Mi infancia futbolera se dividía entre ir a San Mamés con mi padre e ir al Sardinero con mis tíos y mi abuelo. El Athletic, feliz finalista copero, no necesita de mis líneas, así que voy a hablar del equipo verdiblanco: porque en los momentos difíciles no viene mal recordar que todo pasa, incluso las travesías por el desierto.

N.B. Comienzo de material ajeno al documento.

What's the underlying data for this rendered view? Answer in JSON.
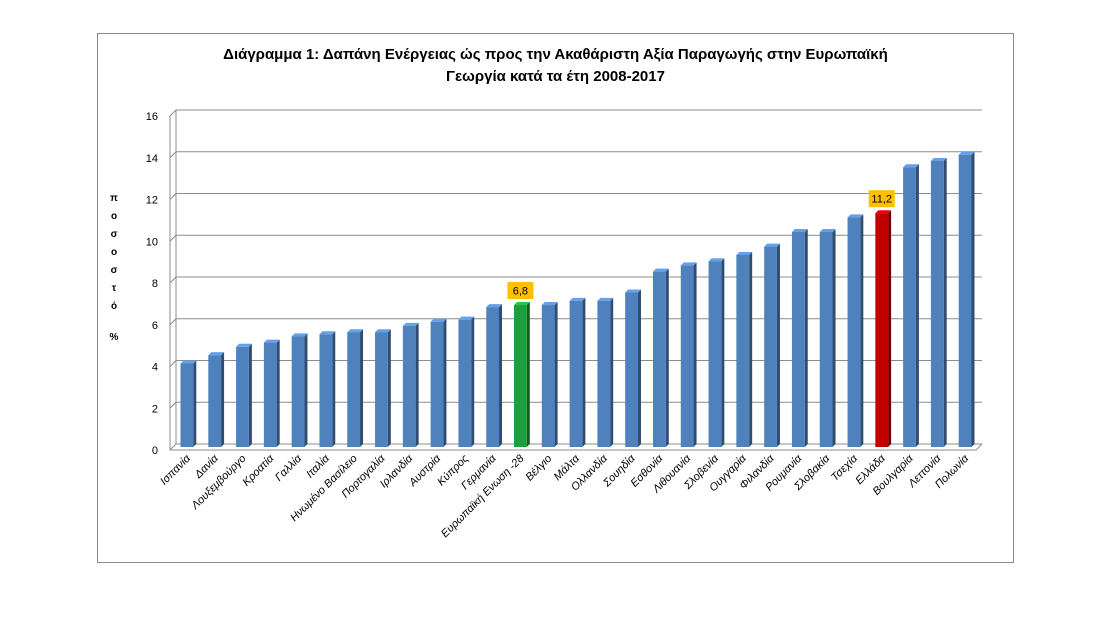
{
  "chart_data": {
    "type": "bar",
    "title": "Διάγραμμα 1: Δαπάνη Ενέργειας ώς προς την Ακαθάριστη Αξία Παραγωγής στην Ευρωπαϊκή Γεωργία κατά τα έτη 2008-2017",
    "title_lines": [
      "Διάγραμμα 1: Δαπάνη Ενέργειας ώς προς την Ακαθάριστη Αξία Παραγωγής στην Ευρωπαϊκή",
      "Γεωργία κατά τα έτη 2008-2017"
    ],
    "ylabel": "ποσοστό",
    "yunit": "%",
    "ylim": [
      0,
      16
    ],
    "yticks": [
      0,
      2,
      4,
      6,
      8,
      10,
      12,
      14,
      16
    ],
    "grid": true,
    "categories": [
      "Ισπανία",
      "Δανία",
      "Λουξεμβούργο",
      "Κροατία",
      "Γαλλία",
      "Ιταλία",
      "Ηνωμένο Βασίλειο",
      "Πορτογαλία",
      "Ιρλανδία",
      "Αυστρία",
      "Κύπρος",
      "Γερμανία",
      "Ευρωπαϊκή Ενωση -28",
      "Βέλγιο",
      "Μάλτα",
      "Ολλανδία",
      "Σουηδία",
      "Εσθονία",
      "Λιθουανία",
      "Σλοβενία",
      "Ουγγαρία",
      "Φιλανδία",
      "Ρουμανία",
      "Σλοβακία",
      "Τσεχία",
      "Ελλάδα",
      "Βουλγαρία",
      "Λεττονία",
      "Πολωνία"
    ],
    "values": [
      4.0,
      4.4,
      4.8,
      5.0,
      5.3,
      5.4,
      5.5,
      5.5,
      5.8,
      6.0,
      6.1,
      6.7,
      6.8,
      6.8,
      7.0,
      7.0,
      7.4,
      8.4,
      8.7,
      8.9,
      9.2,
      9.6,
      10.3,
      10.3,
      11.0,
      11.2,
      13.4,
      13.7,
      14.0
    ],
    "highlights": [
      {
        "category": "Ευρωπαϊκή Ενωση -28",
        "label": "6,8",
        "color": "#1e9e3c"
      },
      {
        "category": "Ελλάδα",
        "label": "11,2",
        "color": "#c00000"
      }
    ],
    "bar_color": "#4f81bd",
    "label_box_color": "#ffc000"
  }
}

En este annus horribilis (para todos, no solo para los racinguistas) resulta de ayuda recordar tiempos mejores, momentos en los que no nos cabía el corazón en el pecho y salíamos felices del estadio o apagábamos la tele con la felicidad de haber visto a nuestro equipo cumplir. Este año son ya demasiados partidos perdidos en el último minuto.

Así que como hoy #yomequedoencasa, aprovecho para compartir con vosotros algunos momentos de la historia reciente del Racing, los que más feliz u orgullosa me han hecho sentir. Por orden cronológico y con la intención de acercar el equipo a aquellos que hace mucho que no lo ven, aquí van tres de esos momentos:

El partido contra el Manchester City

2008 fue un año mágico para los racinguistas, el año de la única participación del club en la UEFA (hoy Europa League). Aquel City no era aún el transatlántico de Guardiola que es hoy y el resultado no nos sirvió para seguir en la competición, pero, ¿quién puede resistirse a recordar un Racing 3 – City 1? El Racing jugó bien y el Sardinero disfrutó de un partido maravilloso, a pesar de que el PSG (con el que el Racing había empatado previamente en el Parque de los Príncipes) les apeara de la competición hacia el final del partido con su victoria ante el Twente. Un momento feliz en el que nadie esperaba lo que vendría a continuación: impagos, descensos y…

El plante

Una de las últimas grandes apariciones del Racing en los medios generalistas de comunicación. Fue en enero de 2014. Los jugadores, hartos de los impagos del club, se negaron a jugar la vuelta de los cuartos de la Copa del Rey ante la Real Sociedad. El Sardinero apoyó la decisión de sus jugadores, y las muestras de apoyo llegaron de todo el fútbol español. El partido duró los 58 segundos que los jugadores se mantuvieron abrazados en el césped. Para mí, una muestra de dignidad.

El regreso a 2ª

Vaya la verdad por delante: disfruté el resultado, pero no del partido. Ninguno de los dos encuentros se puede calificar de bonito. El Atlético Baleares peleó hasta el final y vendió cara su piel: durante muchos minutos del partido de vuelta fueron equipo de Segunda División. Pero, al final, tras cuatro años de travesía por el desierto, el Racing de Santander volvía a la categoría de plata. 

Hay más, muchos más, pero valgan estos tres para recordar a un histórico del fútbol español que pasa por un mal momento. Para los racinguistas, para los que están en casa, para todos lo que estén pasando por un mal momento: fuerza y ánimo. Todo pasa. Vamos a salir de esta.